In the inimitable but oft-imitated (as you see here) style of the greatly missed and dearly beloved Anthony Bourdain
If you’ve ever wondered why restaurant mashed potatoes are so irresistibly delicious, it’s because they are generally one-part butter to three-part potato. I remember making them for the first time in a restaurant kitchen in Exmouth Market, transfixed by just how much butter a pile of potatoes could take. These potatoes, a tweak on an Anthony Bourdain recipe, are my favourites, and the only ones that will do for me in a time of emotional crisis. I’d like to pretend I halve the recipe or share it, but reader, I would be being dishonest with you.
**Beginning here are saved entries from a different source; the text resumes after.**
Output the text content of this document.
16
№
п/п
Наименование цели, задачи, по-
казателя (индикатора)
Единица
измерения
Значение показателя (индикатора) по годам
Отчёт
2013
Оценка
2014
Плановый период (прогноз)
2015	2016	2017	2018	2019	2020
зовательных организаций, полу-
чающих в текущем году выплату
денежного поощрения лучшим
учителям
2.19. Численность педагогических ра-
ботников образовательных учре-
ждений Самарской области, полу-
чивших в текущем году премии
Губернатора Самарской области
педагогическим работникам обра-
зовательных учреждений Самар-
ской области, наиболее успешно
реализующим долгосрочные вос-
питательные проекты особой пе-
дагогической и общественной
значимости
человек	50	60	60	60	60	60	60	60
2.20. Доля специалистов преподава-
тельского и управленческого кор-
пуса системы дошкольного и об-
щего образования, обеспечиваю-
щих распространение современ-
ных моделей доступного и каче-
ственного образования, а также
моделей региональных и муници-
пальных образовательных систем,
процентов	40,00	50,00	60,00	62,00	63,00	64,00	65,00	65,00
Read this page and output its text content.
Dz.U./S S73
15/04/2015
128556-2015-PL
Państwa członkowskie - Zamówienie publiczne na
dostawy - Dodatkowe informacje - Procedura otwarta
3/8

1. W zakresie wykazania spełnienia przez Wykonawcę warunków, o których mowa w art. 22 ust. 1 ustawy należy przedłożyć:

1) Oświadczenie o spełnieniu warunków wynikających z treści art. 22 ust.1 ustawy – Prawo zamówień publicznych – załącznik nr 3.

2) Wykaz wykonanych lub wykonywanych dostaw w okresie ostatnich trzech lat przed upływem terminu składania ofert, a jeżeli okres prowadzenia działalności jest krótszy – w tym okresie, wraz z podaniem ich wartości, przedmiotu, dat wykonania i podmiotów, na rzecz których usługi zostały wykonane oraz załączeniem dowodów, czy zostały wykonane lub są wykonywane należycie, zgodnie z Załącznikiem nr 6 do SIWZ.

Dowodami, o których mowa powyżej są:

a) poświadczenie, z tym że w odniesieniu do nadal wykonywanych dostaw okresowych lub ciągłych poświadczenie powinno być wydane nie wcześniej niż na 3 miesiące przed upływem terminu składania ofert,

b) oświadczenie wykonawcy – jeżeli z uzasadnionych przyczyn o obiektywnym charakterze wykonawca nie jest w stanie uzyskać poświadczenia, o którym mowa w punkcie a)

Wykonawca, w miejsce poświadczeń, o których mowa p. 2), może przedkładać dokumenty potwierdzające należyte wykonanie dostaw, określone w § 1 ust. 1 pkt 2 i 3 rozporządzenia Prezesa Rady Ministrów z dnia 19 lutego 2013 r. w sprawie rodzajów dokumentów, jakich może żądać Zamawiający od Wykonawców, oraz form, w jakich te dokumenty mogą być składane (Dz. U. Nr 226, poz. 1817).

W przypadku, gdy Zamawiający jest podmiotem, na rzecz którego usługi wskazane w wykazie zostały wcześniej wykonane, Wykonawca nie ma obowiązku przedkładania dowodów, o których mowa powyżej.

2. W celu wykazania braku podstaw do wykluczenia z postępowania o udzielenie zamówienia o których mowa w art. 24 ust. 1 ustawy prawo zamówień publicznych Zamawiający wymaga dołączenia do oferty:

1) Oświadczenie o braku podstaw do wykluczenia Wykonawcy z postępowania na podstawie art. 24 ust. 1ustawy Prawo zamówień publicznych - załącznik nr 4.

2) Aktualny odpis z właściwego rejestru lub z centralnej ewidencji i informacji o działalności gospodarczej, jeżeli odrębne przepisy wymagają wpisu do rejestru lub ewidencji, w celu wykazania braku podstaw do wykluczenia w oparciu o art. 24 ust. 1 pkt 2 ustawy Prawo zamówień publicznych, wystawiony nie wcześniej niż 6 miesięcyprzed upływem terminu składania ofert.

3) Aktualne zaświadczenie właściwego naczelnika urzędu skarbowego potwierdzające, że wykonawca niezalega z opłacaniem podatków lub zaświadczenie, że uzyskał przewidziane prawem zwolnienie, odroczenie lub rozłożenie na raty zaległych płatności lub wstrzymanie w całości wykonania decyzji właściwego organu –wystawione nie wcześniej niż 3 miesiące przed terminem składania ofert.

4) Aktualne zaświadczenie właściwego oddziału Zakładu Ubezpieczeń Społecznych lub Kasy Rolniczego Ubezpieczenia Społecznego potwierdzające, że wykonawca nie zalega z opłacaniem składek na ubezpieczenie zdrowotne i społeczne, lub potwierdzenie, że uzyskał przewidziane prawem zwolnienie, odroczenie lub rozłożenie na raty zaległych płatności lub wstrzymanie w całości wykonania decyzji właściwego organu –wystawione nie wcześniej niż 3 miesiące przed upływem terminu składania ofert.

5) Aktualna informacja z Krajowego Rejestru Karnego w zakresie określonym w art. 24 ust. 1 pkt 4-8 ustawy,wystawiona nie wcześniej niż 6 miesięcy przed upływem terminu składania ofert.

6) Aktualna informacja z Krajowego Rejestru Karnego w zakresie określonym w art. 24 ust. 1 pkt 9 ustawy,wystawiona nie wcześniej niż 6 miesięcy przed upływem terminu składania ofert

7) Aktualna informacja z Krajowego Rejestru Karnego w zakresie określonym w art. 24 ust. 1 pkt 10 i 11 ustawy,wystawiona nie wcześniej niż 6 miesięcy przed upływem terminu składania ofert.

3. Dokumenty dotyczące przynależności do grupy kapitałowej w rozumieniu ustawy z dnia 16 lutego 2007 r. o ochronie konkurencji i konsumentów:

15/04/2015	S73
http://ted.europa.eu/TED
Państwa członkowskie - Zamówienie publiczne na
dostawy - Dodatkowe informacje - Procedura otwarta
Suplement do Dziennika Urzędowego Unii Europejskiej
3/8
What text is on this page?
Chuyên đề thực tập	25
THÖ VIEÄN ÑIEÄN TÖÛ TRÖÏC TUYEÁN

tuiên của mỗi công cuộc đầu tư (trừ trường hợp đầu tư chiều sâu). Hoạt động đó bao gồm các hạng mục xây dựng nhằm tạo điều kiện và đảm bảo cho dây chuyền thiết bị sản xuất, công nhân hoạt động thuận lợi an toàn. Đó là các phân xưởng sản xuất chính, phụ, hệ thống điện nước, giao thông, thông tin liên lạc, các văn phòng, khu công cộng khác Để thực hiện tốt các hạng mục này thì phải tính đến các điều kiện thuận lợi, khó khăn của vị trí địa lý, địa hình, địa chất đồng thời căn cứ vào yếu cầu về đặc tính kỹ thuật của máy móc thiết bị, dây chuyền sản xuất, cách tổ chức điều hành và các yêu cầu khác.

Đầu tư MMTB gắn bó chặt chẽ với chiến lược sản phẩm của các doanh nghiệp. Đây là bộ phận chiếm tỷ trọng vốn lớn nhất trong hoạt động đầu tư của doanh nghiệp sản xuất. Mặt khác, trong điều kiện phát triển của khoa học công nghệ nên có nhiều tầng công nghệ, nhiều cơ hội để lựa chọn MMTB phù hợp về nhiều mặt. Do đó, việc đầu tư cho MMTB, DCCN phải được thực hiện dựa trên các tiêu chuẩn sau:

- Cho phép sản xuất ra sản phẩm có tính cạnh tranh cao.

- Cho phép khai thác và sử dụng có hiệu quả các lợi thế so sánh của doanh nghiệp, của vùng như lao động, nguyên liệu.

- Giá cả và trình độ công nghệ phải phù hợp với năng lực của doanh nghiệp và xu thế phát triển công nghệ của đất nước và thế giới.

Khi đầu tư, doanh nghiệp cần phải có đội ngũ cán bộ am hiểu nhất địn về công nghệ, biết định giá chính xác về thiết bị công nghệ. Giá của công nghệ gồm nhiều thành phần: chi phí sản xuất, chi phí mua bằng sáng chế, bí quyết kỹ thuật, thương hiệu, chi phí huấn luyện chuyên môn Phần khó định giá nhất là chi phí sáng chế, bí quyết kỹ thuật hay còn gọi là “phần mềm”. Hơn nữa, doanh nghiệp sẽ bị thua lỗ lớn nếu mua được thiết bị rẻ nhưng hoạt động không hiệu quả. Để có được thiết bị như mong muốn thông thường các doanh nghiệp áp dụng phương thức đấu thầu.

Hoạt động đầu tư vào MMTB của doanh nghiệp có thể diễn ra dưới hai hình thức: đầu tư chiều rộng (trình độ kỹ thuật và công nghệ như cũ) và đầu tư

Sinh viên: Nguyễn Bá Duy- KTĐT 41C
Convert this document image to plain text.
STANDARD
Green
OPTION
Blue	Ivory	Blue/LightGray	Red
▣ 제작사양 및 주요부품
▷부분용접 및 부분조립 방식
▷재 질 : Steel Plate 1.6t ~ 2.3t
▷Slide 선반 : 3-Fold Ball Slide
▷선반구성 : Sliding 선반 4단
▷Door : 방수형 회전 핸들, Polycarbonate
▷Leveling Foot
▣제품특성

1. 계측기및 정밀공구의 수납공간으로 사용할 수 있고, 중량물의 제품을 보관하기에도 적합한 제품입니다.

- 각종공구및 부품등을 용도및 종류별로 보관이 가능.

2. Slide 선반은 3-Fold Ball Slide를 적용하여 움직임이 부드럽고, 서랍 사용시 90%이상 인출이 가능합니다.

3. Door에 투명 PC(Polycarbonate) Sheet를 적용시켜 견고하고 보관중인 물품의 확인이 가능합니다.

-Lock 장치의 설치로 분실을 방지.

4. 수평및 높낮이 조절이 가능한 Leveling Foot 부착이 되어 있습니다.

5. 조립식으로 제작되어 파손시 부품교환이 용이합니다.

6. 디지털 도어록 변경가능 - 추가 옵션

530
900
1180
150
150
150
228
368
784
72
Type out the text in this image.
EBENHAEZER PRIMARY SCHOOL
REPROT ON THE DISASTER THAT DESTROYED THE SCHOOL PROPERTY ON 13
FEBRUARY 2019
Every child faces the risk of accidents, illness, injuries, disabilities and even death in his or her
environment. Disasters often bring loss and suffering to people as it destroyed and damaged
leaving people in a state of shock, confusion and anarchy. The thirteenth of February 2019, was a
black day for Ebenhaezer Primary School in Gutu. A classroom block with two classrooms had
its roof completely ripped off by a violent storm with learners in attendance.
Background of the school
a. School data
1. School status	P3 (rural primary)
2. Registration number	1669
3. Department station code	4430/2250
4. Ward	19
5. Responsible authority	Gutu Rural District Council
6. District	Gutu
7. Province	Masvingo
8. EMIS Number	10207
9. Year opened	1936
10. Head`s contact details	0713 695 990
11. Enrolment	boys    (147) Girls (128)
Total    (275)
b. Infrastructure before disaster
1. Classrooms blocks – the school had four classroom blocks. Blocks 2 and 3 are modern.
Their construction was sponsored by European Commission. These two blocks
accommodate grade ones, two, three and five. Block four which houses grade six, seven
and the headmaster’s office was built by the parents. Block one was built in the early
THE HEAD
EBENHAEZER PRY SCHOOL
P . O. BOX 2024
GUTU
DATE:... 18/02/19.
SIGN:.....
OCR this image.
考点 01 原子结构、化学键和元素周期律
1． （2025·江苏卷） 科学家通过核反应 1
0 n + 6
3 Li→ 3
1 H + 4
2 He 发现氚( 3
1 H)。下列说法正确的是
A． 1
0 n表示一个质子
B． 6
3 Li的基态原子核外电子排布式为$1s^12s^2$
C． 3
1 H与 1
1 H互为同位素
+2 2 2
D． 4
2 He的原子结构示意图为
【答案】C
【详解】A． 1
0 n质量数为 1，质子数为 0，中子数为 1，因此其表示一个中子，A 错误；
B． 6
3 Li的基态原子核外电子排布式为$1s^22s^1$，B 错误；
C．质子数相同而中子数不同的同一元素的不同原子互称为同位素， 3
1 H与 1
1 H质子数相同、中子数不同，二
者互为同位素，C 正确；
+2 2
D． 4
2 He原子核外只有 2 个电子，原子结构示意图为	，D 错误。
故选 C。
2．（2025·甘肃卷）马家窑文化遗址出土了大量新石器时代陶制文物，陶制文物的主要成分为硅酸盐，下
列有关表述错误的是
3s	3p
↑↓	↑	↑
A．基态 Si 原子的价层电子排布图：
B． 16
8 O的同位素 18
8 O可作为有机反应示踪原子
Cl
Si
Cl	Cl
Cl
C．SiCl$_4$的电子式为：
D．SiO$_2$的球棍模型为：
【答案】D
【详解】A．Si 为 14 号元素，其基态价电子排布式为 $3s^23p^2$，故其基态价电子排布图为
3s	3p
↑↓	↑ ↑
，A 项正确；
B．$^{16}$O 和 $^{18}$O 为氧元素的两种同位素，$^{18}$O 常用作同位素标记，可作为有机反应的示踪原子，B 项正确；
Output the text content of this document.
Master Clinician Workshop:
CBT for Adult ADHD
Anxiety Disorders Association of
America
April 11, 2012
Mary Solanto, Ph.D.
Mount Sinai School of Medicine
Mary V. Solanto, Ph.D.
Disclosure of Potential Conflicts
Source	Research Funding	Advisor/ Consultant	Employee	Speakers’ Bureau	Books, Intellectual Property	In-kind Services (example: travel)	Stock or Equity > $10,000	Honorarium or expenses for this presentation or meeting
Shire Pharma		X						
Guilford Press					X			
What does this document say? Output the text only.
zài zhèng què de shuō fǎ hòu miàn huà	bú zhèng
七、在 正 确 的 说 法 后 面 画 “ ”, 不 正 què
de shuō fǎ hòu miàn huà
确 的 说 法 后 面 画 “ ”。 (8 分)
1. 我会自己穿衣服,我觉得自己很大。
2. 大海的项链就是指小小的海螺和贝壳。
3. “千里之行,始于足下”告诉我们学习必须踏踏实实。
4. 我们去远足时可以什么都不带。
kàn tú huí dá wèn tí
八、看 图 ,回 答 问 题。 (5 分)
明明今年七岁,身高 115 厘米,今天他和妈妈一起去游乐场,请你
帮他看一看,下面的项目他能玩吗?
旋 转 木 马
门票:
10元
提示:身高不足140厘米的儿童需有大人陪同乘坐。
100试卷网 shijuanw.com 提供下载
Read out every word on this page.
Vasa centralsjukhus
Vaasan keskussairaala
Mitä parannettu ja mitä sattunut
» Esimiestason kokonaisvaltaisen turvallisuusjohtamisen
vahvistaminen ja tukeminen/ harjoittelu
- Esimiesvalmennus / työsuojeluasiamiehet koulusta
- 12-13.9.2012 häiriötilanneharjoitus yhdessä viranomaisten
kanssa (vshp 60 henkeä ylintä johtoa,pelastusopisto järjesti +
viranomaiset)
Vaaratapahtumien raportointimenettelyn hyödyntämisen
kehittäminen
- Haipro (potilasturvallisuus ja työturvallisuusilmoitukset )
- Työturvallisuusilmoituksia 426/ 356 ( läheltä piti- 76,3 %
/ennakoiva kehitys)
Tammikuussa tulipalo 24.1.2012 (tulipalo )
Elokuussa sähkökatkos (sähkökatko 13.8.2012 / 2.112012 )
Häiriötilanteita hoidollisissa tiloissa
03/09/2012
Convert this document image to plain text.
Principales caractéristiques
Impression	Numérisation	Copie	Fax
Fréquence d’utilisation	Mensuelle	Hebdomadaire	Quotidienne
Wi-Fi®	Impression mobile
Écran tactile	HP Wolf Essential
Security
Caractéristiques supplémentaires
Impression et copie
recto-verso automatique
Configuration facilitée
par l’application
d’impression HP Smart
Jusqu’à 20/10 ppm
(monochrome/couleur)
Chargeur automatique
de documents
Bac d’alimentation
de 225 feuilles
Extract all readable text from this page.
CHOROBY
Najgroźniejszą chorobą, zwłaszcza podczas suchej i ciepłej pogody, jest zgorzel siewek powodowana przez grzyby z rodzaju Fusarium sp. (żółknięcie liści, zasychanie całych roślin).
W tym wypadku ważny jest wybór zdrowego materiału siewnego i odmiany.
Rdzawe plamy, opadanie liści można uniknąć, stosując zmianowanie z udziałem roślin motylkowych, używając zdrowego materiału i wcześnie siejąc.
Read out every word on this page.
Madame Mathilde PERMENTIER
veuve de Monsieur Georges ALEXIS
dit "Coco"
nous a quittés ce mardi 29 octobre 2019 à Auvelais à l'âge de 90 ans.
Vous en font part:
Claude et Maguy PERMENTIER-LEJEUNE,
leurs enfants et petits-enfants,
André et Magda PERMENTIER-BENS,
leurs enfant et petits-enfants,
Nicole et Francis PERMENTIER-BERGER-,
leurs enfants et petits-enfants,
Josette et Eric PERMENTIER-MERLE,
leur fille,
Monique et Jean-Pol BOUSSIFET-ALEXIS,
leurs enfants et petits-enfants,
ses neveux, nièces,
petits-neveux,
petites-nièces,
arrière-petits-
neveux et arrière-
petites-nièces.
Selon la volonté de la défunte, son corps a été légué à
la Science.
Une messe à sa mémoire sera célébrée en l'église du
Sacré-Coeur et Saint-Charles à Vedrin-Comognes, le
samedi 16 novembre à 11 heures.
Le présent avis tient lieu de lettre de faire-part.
I rarely advocate peeling potatoes for mash, typically preferring them rough and ready, but just this once, I defer to the French way of doing things.
So, peel your potatoes, and dice them into around 2cm chunks for a faster cooking time. Place in a large saucepan and cover with cold water, generously salted. Bring to the boil, then reduce to a simmer until cooked – around 15 minutes, depending on the variety of potatoes used.
Drain the potatoes, and return to the pan. Mash vigorously, then add a quarter of the butter and mash again. Repeat until your mash is very smooth and all the butter has been incorporated, then stir in the cream. Season to taste and serve immediately.